Rasulullah saw melakukan hal ini setiap hari sampai beliau wafat. Setelah wafatnya Rasulullah saw praktis tidak ada lagi orang yang membawakan makanan setiap pagi kepada pengemis Yahudi buta itu. Suatu hari Abubakar berkunjung ke rumah anaknya Aisyah, yang tidak lain tidak bukan merupakan istri Rasulullah. Ia bertanya kepada anaknya itu, “Anakku, adakah kebiasaan Rasulullah yang belum aku kerjakan?”

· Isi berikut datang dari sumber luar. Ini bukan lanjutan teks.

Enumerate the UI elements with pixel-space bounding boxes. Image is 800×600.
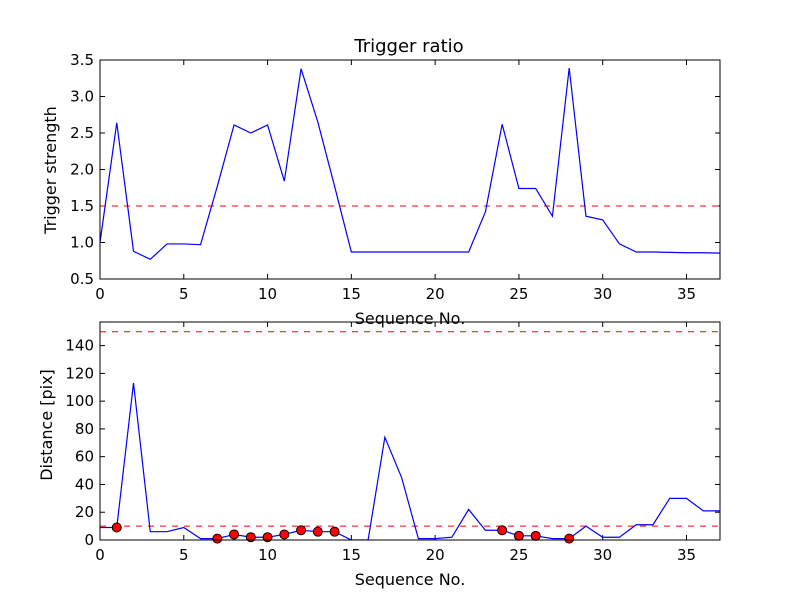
x-tick-label: 0 — [95, 285, 105, 303]
x-tick-label: 5 — [179, 546, 189, 564]
data-point-marker — [279, 529, 290, 540]
x-tick-label: 25 — [509, 285, 528, 303]
x-tick-label: 35 — [677, 285, 696, 303]
x-tick-label: 25 — [509, 546, 528, 564]
x-axis-label: Sequence No. — [355, 309, 466, 328]
distance-threshold-layer — [100, 331, 720, 527]
x-tick-label: 5 — [179, 285, 189, 303]
distance-series-layer — [100, 383, 720, 540]
data-point-marker — [312, 526, 323, 537]
x-tick-label: 15 — [342, 546, 361, 564]
x-tick-label: 30 — [593, 546, 612, 564]
data-point-marker — [329, 526, 340, 537]
trigger-ticks-layer: 0 5 10 15 20 25 30 35 0.5 1.0 1.5 2.0 2.5 3.0 3.5 — [70, 51, 720, 303]
x-tick-label: 35 — [677, 546, 696, 564]
data-point-marker — [530, 530, 541, 541]
data-point-marker — [245, 532, 256, 543]
y-tick-label: 20 — [75, 503, 94, 521]
x-tick-label: 20 — [426, 285, 445, 303]
trigger-series-layer — [100, 67, 720, 261]
distance-plot-frame — [99, 321, 721, 541]
data-series-line — [100, 67, 720, 261]
y-tick-label: 40 — [75, 475, 94, 493]
x-tick-label: 0 — [95, 546, 105, 564]
data-point-marker — [229, 529, 240, 540]
x-tick-label: 10 — [258, 546, 277, 564]
x-tick-label: 10 — [258, 285, 277, 303]
data-point-marker — [111, 522, 122, 533]
x-tick-label: 15 — [342, 285, 361, 303]
y-tick-label: 3.0 — [70, 88, 94, 106]
y-tick-label: 0.5 — [70, 270, 94, 288]
data-series-line — [100, 383, 720, 540]
y-tick-label: 3.5 — [70, 51, 94, 69]
data-point-marker — [212, 533, 223, 544]
y-tick-label: 1.0 — [70, 234, 94, 252]
data-point-marker — [497, 525, 508, 536]
distance-ticks-layer: 0 5 10 15 20 25 30 35 0 20 40 60 80 100 120 140 — [65, 322, 720, 564]
x-axis-label: Sequence No. — [355, 570, 466, 589]
chart-title: Trigger ratio — [353, 36, 463, 57]
y-tick-label: 2.5 — [70, 124, 94, 142]
y-tick-label: 2.0 — [70, 161, 94, 179]
y-axis-label: Trigger strength — [41, 106, 60, 235]
y-tick-label: 1.5 — [70, 197, 94, 215]
trigger-plot-frame — [99, 59, 721, 280]
y-tick-label: 120 — [65, 364, 94, 382]
x-tick-label: 30 — [593, 285, 612, 303]
distance-chart: 0 5 10 15 20 25 30 35 0 20 40 60 80 100 120 140 Sequenc… — [37, 321, 721, 589]
trigger-ratio-chart: Trigger ratio 0 5 10 15 20 25 30 35 0.5 1.0 1.5 2.0… — [41, 36, 721, 328]
data-point-marker — [564, 533, 575, 544]
y-tick-label: 140 — [65, 337, 94, 355]
distance-markers-layer — [111, 522, 575, 544]
y-tick-label: 0 — [84, 531, 94, 549]
y-tick-label: 80 — [75, 420, 94, 438]
x-tick-label: 20 — [426, 546, 445, 564]
data-point-marker — [513, 530, 524, 541]
data-point-marker — [262, 532, 273, 543]
data-point-marker — [296, 525, 307, 536]
y-axis-label: Distance [pix] — [37, 369, 56, 481]
y-tick-label: 60 — [75, 448, 94, 466]
y-tick-label: 100 — [65, 392, 94, 410]
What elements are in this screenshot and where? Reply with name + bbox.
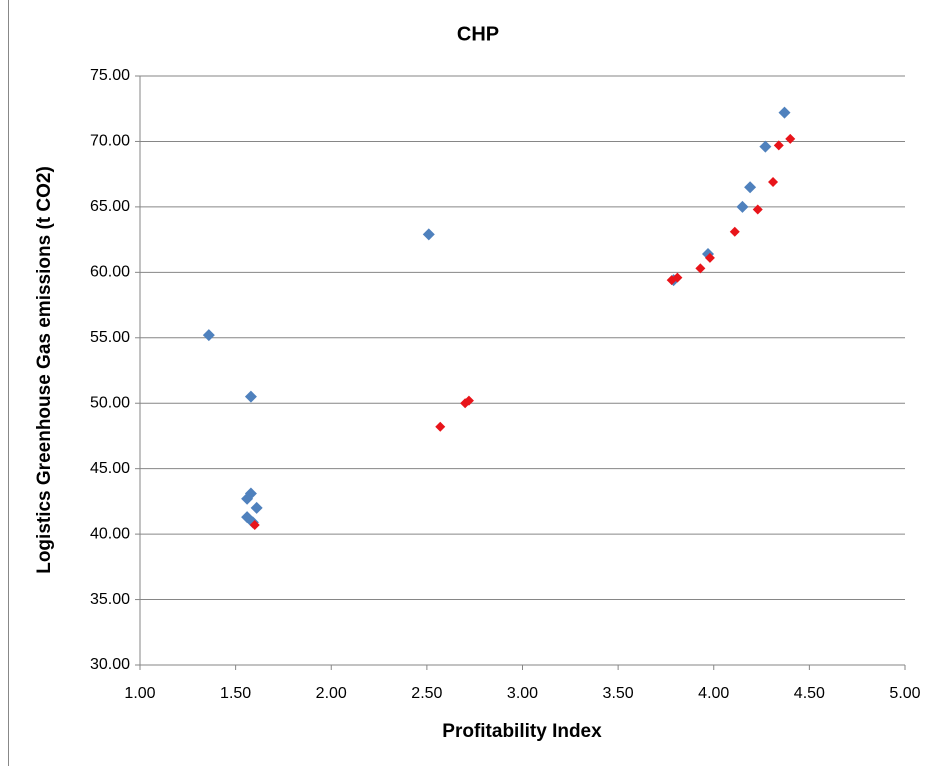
data-point (695, 263, 706, 274)
data-point (244, 487, 257, 500)
x-tick-label: 1.00 (124, 685, 155, 702)
chart-title: CHP (457, 23, 499, 45)
y-tick-label: 50.00 (90, 394, 130, 411)
x-tick-label: 3.00 (507, 685, 538, 702)
y-tick-label: 35.00 (90, 591, 130, 608)
x-tick-label: 4.00 (698, 685, 729, 702)
data-point (422, 228, 435, 241)
data-point (250, 501, 263, 514)
y-tick-label: 75.00 (90, 67, 130, 84)
x-tick-label: 4.50 (794, 685, 825, 702)
y-axis-label: Logistics Greenhouse Gas emissions (t CO… (34, 166, 55, 574)
data-point (778, 106, 791, 119)
x-tick-label: 2.00 (316, 685, 347, 702)
data-point (704, 252, 715, 263)
data-point (463, 395, 474, 406)
data-point (759, 140, 772, 153)
data-point (435, 421, 446, 432)
x-tick-label: 1.50 (220, 685, 251, 702)
x-axis-label: Profitability Index (442, 721, 602, 742)
data-point (249, 519, 260, 530)
y-tick-label: 30.00 (90, 656, 130, 673)
data-point (672, 272, 683, 283)
x-tick-label: 5.00 (889, 685, 920, 702)
y-tick-label: 45.00 (90, 460, 130, 477)
y-tick-label: 65.00 (90, 198, 130, 215)
x-tick-label: 2.50 (411, 685, 442, 702)
data-point (736, 200, 749, 213)
data-point (202, 329, 215, 342)
y-tick-label: 60.00 (90, 264, 130, 281)
y-tick-label: 40.00 (90, 525, 130, 542)
data-point (768, 177, 779, 188)
data-point (785, 133, 796, 144)
data-point (729, 226, 740, 237)
data-point (773, 140, 784, 151)
data-point (744, 181, 757, 194)
y-tick-label: 70.00 (90, 133, 130, 150)
data-point (752, 204, 763, 215)
y-tick-label: 55.00 (90, 329, 130, 346)
x-tick-label: 3.50 (603, 685, 634, 702)
data-point (244, 390, 257, 403)
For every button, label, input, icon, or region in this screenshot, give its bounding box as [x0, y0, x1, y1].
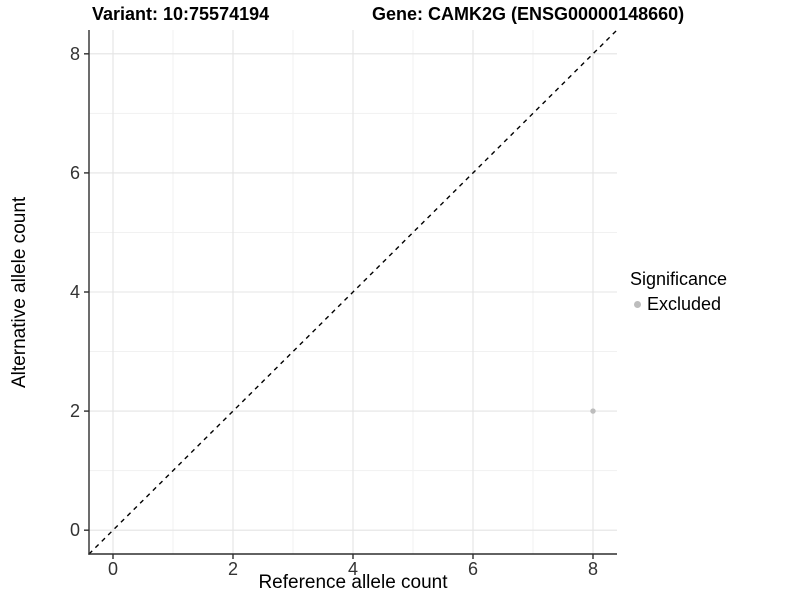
x-tick-label: 2 — [228, 559, 238, 579]
x-tick-label: 8 — [588, 559, 598, 579]
y-axis-title: Alternative allele count — [9, 196, 30, 388]
legend-title: Significance — [630, 269, 728, 289]
y-tick-label: 6 — [70, 163, 80, 183]
legend-item-label: Excluded — [647, 293, 722, 314]
y-tick-label: 8 — [70, 44, 80, 64]
plot-title-gene: Gene: CAMK2G (ENSG00000148660) — [372, 4, 685, 24]
x-tick-label: 6 — [468, 559, 478, 579]
legend-key-dot — [634, 300, 641, 308]
legend-item: Excluded — [630, 293, 727, 315]
x-tick-label: 4 — [348, 559, 358, 579]
y-tick-label: 2 — [70, 401, 80, 421]
y-tick-label: 0 — [70, 520, 80, 540]
y-tick-label: 4 — [70, 282, 80, 302]
x-axis-title: Reference allele count — [258, 572, 448, 593]
identity-dashed-line — [88, 29, 618, 555]
x-tick-label: 0 — [108, 559, 118, 579]
data-point-excluded — [590, 408, 596, 414]
legend-items: Excluded — [630, 293, 727, 315]
plot-title-variant: Variant: 10:75574194 — [92, 4, 270, 24]
legend: Significance Excluded — [630, 268, 727, 314]
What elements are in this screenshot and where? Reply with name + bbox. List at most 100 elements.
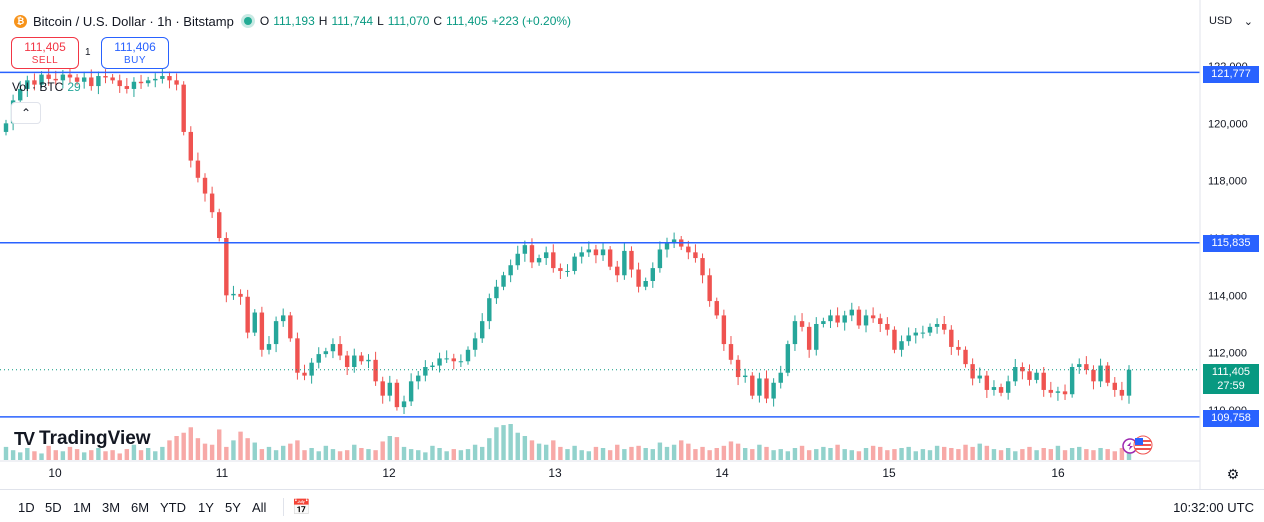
range-6m[interactable]: 6M xyxy=(131,500,150,515)
candle-body xyxy=(416,375,421,382)
candle-body xyxy=(750,375,755,396)
candle-body xyxy=(145,80,151,84)
volume-bar xyxy=(472,444,478,460)
range-1d[interactable]: 1D xyxy=(18,500,35,515)
volume-bar xyxy=(74,449,80,460)
volume-bar xyxy=(863,448,869,460)
volume-bar xyxy=(195,438,201,460)
price-tick: 118,000 xyxy=(1208,176,1247,188)
candle-body xyxy=(615,266,620,276)
candle-body xyxy=(799,321,805,327)
volume-bar xyxy=(53,450,58,460)
candle-body xyxy=(693,252,698,259)
candle-body xyxy=(366,359,371,362)
volume-bar xyxy=(1112,451,1117,460)
volume-bar xyxy=(344,450,350,460)
volume-bar xyxy=(629,446,634,460)
candle-body xyxy=(1069,367,1075,395)
candle-body xyxy=(934,324,940,327)
range-ytd[interactable]: YTD xyxy=(160,500,186,515)
candle-body xyxy=(1119,389,1125,396)
candle-body xyxy=(288,315,293,339)
candle-body xyxy=(579,252,584,257)
candle-body xyxy=(444,358,449,360)
tradingview-mark-icon: TV xyxy=(14,428,35,449)
candle-body xyxy=(764,378,769,399)
volume-bar xyxy=(401,446,407,460)
range-3m[interactable]: 3M xyxy=(102,500,121,515)
utc-clock[interactable]: 10:32:00 UTC xyxy=(1173,500,1254,515)
volume-bar xyxy=(913,451,918,460)
volume-bar xyxy=(394,437,400,460)
volume-bar xyxy=(828,448,833,460)
candle-body xyxy=(344,355,350,367)
volume-bar xyxy=(110,450,115,460)
volume-bar xyxy=(138,450,144,460)
chevron-up-icon[interactable]: ⌃ xyxy=(11,102,41,124)
candle-body xyxy=(430,365,435,367)
volume-bar xyxy=(32,451,37,460)
volume-bar xyxy=(735,443,741,460)
candle-body xyxy=(622,250,627,276)
events-flag-icon[interactable] xyxy=(1117,434,1155,456)
range-5d[interactable]: 5D xyxy=(45,500,62,515)
volume-bar xyxy=(280,445,286,460)
level-tag-2: 115,835 xyxy=(1203,235,1259,252)
volume-bar xyxy=(643,448,648,460)
volume-bar xyxy=(117,453,122,460)
candle-body xyxy=(572,256,577,271)
candle-body xyxy=(124,86,130,89)
low-value: 111,070 xyxy=(387,14,430,28)
currency-select[interactable]: USD ⌄ xyxy=(1203,10,1259,32)
range-5y[interactable]: 5Y xyxy=(225,500,241,515)
candle-body xyxy=(295,338,300,373)
candle-body xyxy=(821,321,826,324)
sell-button[interactable]: 111,405 SELL xyxy=(11,37,79,69)
candle-body xyxy=(316,354,321,363)
volume-bar xyxy=(757,444,762,460)
price-chart[interactable]: 122,000120,000118,000116,000114,000112,0… xyxy=(0,0,1264,489)
volume-bar xyxy=(60,451,66,460)
candle-body xyxy=(1084,364,1089,370)
range-1m[interactable]: 1M xyxy=(73,500,92,515)
volume-bar xyxy=(878,446,883,460)
gear-icon[interactable]: ⚙ xyxy=(1226,466,1240,482)
candle-body xyxy=(1091,369,1096,382)
candle-body xyxy=(991,387,997,390)
logo-text: TradingView xyxy=(39,428,151,449)
candle-body xyxy=(103,76,108,78)
volume-bar xyxy=(586,451,592,460)
volume-label: Vol · BTC xyxy=(12,80,64,94)
candle-body xyxy=(828,315,833,322)
bitcoin-icon: ₿ xyxy=(14,14,27,28)
candle-body xyxy=(39,74,44,85)
tradingview-logo: TV TradingView xyxy=(14,427,151,451)
candle-body xyxy=(373,359,378,382)
candle-body xyxy=(721,315,727,345)
volume-bar xyxy=(885,450,890,460)
volume-bar xyxy=(686,443,691,460)
volume-bar xyxy=(1119,448,1125,460)
range-1y[interactable]: 1Y xyxy=(198,500,214,515)
volume-value: 29 xyxy=(67,80,81,94)
candle-body xyxy=(671,239,677,243)
volume-bar xyxy=(330,449,336,460)
volume-bar xyxy=(181,432,186,460)
volume-bar xyxy=(238,431,243,460)
volume-bar xyxy=(224,446,229,460)
buy-button[interactable]: 111,406 BUY xyxy=(101,37,169,69)
volume-bar xyxy=(465,449,471,460)
candle-body xyxy=(131,81,137,89)
volume-bar xyxy=(536,443,542,460)
range-all[interactable]: All xyxy=(252,500,267,515)
volume-bar xyxy=(18,452,23,460)
ohlc-legend: O 111,193 H 111,744 L 111,070 C 111,405 +223… xyxy=(260,14,571,28)
volume-bar xyxy=(742,448,748,460)
symbol-title[interactable]: Bitcoin / U.S. Dollar · 1h · Bitstamp xyxy=(33,13,234,29)
calendar-icon[interactable]: 📅 xyxy=(292,499,311,516)
candle-body xyxy=(927,326,933,333)
volume-bar xyxy=(1041,448,1046,460)
volume-bar xyxy=(515,432,520,460)
candle-body xyxy=(451,358,456,362)
volume-bar xyxy=(1034,450,1039,460)
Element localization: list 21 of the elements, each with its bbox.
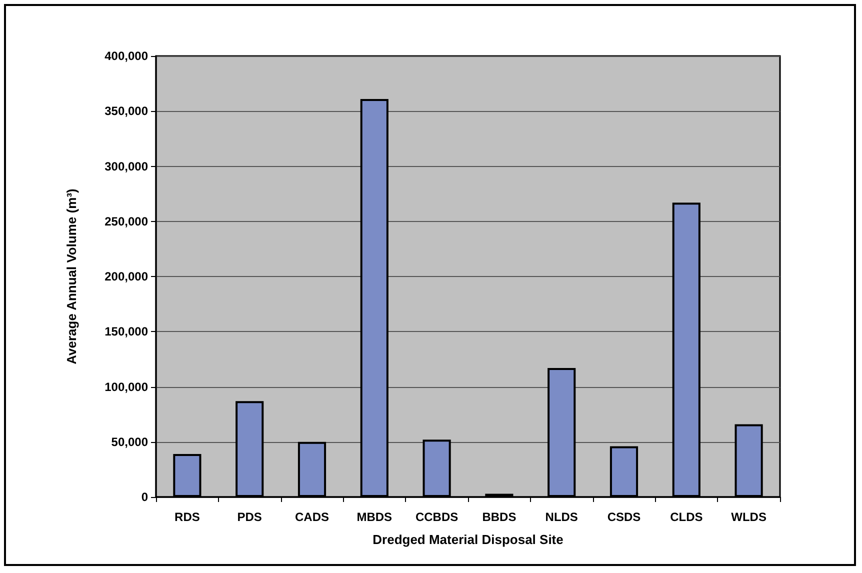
x-tick-label: NLDS <box>545 510 578 524</box>
x-tick-label: BBDS <box>482 510 516 524</box>
y-axis-title: Average Annual Volume (m³) <box>64 188 79 364</box>
y-tick-label: 250,000 <box>104 214 148 228</box>
y-tick-label: 0 <box>141 490 148 504</box>
x-tick-label: RDS <box>174 510 200 524</box>
y-tick-label: 400,000 <box>104 49 148 63</box>
x-tick-label: CCBDS <box>415 510 458 524</box>
y-tick-label: 300,000 <box>104 159 148 174</box>
x-tick-label: WLDS <box>731 510 766 524</box>
x-tick-label: MBDS <box>356 510 392 524</box>
y-tick-label: 200,000 <box>104 270 148 284</box>
x-tick-label: PDS <box>237 510 262 524</box>
x-tick-label: CADS <box>294 510 330 524</box>
x-axis-title: Dredged Material Disposal Site <box>372 532 564 547</box>
x-tick-label: CLDS <box>670 510 703 524</box>
y-tick-label: 350,000 <box>104 104 148 118</box>
y-tick-label: 50,000 <box>111 434 148 449</box>
y-tick-label: 100,000 <box>104 380 148 394</box>
x-tick-label: CSDS <box>607 510 641 524</box>
y-tick-label: 150,000 <box>104 324 148 339</box>
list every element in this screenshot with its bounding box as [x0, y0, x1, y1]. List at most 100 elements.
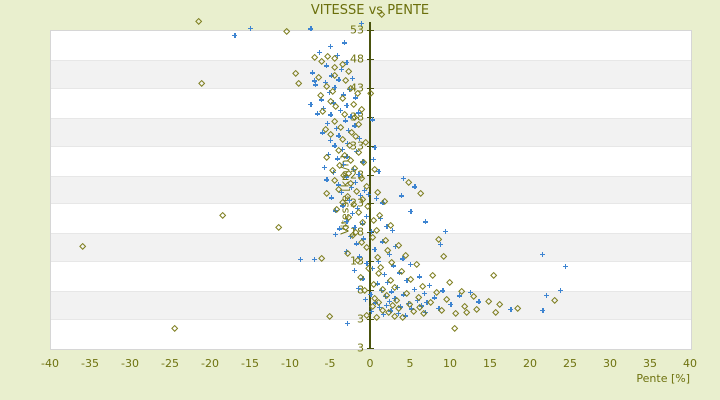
- data-point-serie-bleue: [394, 284, 400, 290]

Aisyah menjawab, “Wahai ayah, engkau adalah seorang ahli sunnah dan hampir tidak ada satu kebiasaannya pun yang belum ayah lakukan kecuali satu saja.” “Apakah Itu?” tanya Abubakar penasaran. Ia kaget juga karena merasa sudah mengetahui bagaimana kebiasaan Rasulullah semasa hidupnya. “Setiap pagi Rasulullah selalu pergi ke ujung pasar dengan membawakan makanan untuk seorang pengemis Yahudi buta yang ada di sana,” kata Aisyah. Keesokan harinya Abubakar RA pergi ke pasar dengan membawa makanan untuk diberikan kepada pengemis itu. Abubakar mendatangi pengemis itu lalu memberikan makanan itu kepadanya. Ketika Abubakar mulai menyuapinya, si pengemis marah sambil menghardik, “Siapakah kamu ?” Abubakar menjawab, “Aku orang yang biasa.” “Bukan! Engkau bukan ora ng yang biasa mendatangiku,” bantah si pengemis buta itu dengan ketus. “Apabila ia datang kepadaku tidak susah tangan ini memegang dan tidak susah mulut ini mengunyah. Orang yang biasa mendatangiku itu selalu menyuapiku, tapi terlebih dahulu dihaluskannya makanan tersebut setelah itu ia berikan padaku.” Abubakar tidak dapat menahan air matanya, ia menangis sambil berkata kepada pengemis itu, “Aku memang bukan orang yang biasa datang padamu. Aku adalah salah seorang dari sahabatnya. Orang yang mulia itu telah tiada. Ia adalah Muhammad Rasulullah saw.” Seketika itu juga kaget pengemis itu. Ia pun menangis mendengar penjelasan Abubakar, dan kemudian berkata, “Benarkah demikian? Selama ini aku selalu menghinanya, memfitnahnya, ia tidak pernah memarahiku sedikitpun. Ia mendatangiku dengan membawa makanan setiap pagi, ia begitu mulia…. “ Pengemis Yahudi buta tersebut akhirnya bersyahadat dihadapan Abubakar saat itu juga dan sejak hari itu menjadi Muslim.

Belajar mengenai aqidah dan akhlak memanglah sangat penting, bahkan dari bangku SD, SMP. dan SMA kita sudah diberikan banyak teori yang seharusnya dapat dipraktekan dalam kehidupan sehari-hari. Ketika amarah memuncak seringkali kita lepas kontrol emosi yang akhirnya kata-kata yang tidak layak itu keluar dari mulut kita. Bukankah seharusnya kata-kata baiklah yang hanya boleh muncul dari mulut kita? Bahkan Allah pun hanya akan mengabulkan doa yang baik dari hambanya. Kita juga harus dapat membedakan dengan siapa kita berbicara baik itu dengan teman, dengan sudara, dengan orang tua dengan guru atau dengan siapapun. Sebesar apapun rasa benci yang kita miliki harusnya kita bisa menahannya dan mendoakannya agar dibukakan hatinya oleh Allah, jika itu tetap tidak membuat sadar sebaiknya kita tegur namun tetap dengan perbuatan dan perkataan yang baik bukan dengan cara-cara yang tidak baik.. Semoga kita semua dapat mengambil pelajaran dari kisah di atas dan kita senantiasa berupaya menjadi insan-insan pecinta kebaikan dimanapun berada.